Catalogue Number: 09V071

Label: Reference Recordings

Reference: FR-732

Format: CD

Price: $16.98

Description: Bates' music is approachable, tonal and neo-Romantic in a way designed to appeal to a wide audience; he has positioned himself as a pioneer in bringing 'classical' and 'non-classical' audiences together without making either feel out of place or unwelcome. Unlike the electronica-infused orchestral works on 03R079 (March 2016) this is not a 'crossover' piece but a big Romantic cantata exuberantly celebrating the idea of creation. His disc-mate here would have found much of his idiom perfectly acceptable; there are even some points of contact that bring the two composers closer than that. The sections of the piece, each exploring a different perspective on the over-arching theme, are separated by choral and orchestral 'Fanfares', exultant proclamations sounding Whitman's "barbaric yawp over the roofs of the world" in his vivid (indeed controversially unambiguous in their time) sensually physical celebrations of spirituality, set to music of irresistible energy and propulsiveness that sometimes recalls John Adams. Two Psalms rejoicing in fruitfulness of all kinds and celebrating God’s bountiful gifts to his people form a joyous, buoyant scherzo. In two settings of Carl Sandburg's ecstatic hymns to the machines and constructions of the Industrial Revolution, Bates, with his fondness for technology and the mechanical beats of electronic music, is in his element.

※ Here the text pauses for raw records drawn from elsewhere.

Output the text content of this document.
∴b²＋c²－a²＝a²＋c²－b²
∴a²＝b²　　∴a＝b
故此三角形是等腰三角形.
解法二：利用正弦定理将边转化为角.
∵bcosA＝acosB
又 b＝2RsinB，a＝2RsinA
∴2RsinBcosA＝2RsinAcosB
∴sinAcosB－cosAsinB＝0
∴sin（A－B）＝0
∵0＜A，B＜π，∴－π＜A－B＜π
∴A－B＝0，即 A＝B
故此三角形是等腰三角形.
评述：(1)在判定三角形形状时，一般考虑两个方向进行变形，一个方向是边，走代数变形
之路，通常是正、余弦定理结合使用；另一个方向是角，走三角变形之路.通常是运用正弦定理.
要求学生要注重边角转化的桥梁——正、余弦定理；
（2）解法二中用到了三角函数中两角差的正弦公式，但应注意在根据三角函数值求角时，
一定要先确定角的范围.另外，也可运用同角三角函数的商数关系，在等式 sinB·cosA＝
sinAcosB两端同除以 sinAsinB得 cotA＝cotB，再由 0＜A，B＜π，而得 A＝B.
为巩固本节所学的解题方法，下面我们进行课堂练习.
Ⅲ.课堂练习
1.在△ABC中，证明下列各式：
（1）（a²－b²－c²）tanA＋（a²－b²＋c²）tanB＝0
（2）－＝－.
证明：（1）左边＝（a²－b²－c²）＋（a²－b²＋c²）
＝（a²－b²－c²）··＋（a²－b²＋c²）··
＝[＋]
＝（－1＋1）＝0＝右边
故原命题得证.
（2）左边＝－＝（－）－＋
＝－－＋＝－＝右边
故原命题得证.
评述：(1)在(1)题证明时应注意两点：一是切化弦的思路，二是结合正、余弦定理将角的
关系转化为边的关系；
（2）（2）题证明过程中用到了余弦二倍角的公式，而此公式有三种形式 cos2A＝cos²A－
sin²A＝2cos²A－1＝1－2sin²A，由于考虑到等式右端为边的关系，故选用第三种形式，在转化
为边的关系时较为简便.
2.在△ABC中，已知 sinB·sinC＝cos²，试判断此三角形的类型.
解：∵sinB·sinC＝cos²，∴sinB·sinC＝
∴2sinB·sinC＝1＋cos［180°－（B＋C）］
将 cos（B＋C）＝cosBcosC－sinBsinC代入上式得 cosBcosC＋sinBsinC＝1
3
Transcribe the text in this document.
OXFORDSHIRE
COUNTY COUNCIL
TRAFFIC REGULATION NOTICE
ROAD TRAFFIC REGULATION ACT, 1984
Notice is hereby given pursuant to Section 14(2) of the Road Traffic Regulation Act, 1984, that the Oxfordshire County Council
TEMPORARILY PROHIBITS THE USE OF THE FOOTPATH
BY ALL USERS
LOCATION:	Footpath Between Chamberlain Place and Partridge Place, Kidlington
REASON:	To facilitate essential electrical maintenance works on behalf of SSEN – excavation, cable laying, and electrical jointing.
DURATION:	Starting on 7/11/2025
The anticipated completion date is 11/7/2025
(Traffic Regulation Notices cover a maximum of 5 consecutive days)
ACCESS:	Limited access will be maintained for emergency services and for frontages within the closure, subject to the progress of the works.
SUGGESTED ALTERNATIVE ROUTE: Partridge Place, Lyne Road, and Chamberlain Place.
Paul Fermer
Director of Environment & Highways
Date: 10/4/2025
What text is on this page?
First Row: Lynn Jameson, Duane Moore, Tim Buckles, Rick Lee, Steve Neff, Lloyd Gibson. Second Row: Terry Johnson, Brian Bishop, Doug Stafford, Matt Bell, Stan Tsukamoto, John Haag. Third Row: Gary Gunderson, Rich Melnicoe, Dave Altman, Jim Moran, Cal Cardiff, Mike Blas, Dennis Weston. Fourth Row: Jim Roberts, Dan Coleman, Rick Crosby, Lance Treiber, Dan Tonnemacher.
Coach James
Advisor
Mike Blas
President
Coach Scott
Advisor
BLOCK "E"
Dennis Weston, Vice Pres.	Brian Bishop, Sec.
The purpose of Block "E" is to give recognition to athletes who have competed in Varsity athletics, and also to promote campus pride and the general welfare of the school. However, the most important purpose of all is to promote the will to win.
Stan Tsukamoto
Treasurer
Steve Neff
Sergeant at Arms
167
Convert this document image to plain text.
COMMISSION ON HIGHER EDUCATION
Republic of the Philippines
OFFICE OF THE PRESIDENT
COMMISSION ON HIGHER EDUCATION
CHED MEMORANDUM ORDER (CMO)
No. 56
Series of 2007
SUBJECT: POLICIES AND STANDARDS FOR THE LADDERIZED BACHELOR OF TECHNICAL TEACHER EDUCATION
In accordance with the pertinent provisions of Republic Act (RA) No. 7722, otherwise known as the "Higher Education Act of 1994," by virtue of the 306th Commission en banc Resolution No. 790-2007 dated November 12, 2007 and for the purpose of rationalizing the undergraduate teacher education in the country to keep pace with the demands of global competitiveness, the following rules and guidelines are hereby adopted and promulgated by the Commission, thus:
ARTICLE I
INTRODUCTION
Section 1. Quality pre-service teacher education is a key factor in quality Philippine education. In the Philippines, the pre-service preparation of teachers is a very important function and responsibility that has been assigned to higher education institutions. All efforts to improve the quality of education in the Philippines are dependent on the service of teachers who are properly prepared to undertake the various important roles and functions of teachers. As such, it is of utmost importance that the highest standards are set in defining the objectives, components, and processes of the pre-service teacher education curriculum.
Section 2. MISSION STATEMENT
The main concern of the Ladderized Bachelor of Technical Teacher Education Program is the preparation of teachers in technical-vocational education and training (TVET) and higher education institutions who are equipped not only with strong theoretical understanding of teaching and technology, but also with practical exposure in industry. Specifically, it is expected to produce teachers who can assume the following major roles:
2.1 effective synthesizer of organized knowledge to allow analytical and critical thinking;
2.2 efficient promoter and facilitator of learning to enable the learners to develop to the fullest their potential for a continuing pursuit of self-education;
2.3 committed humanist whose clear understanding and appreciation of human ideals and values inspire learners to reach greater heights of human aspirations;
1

No electronics here, though, just the clangorous rhythms of historically appropriate 'found' percussion, similar to that used in Alternative Energy (03R079). The centerpiece of the cycle is Tolepe Menenak (Turtle Island) from the Mataponi Indians. The music here is mysterious and reverent, in an atmosphere of solemn awe. The Biblical account of the creation from the book of Genesis crowns the work, beginning in the fearful darkness of the void and growing in exultant triumph, which naturally transitions into a final, monumental celebration of life in Whitman's orgasmic, delirious Edenic hymn "To the Garden, the World”. Texts included. Michelle Areyzaga (soprano), Kevin Deas (bass-baritone), Richmond Symphony Chorus, Richmond Symphony; Steven Smith.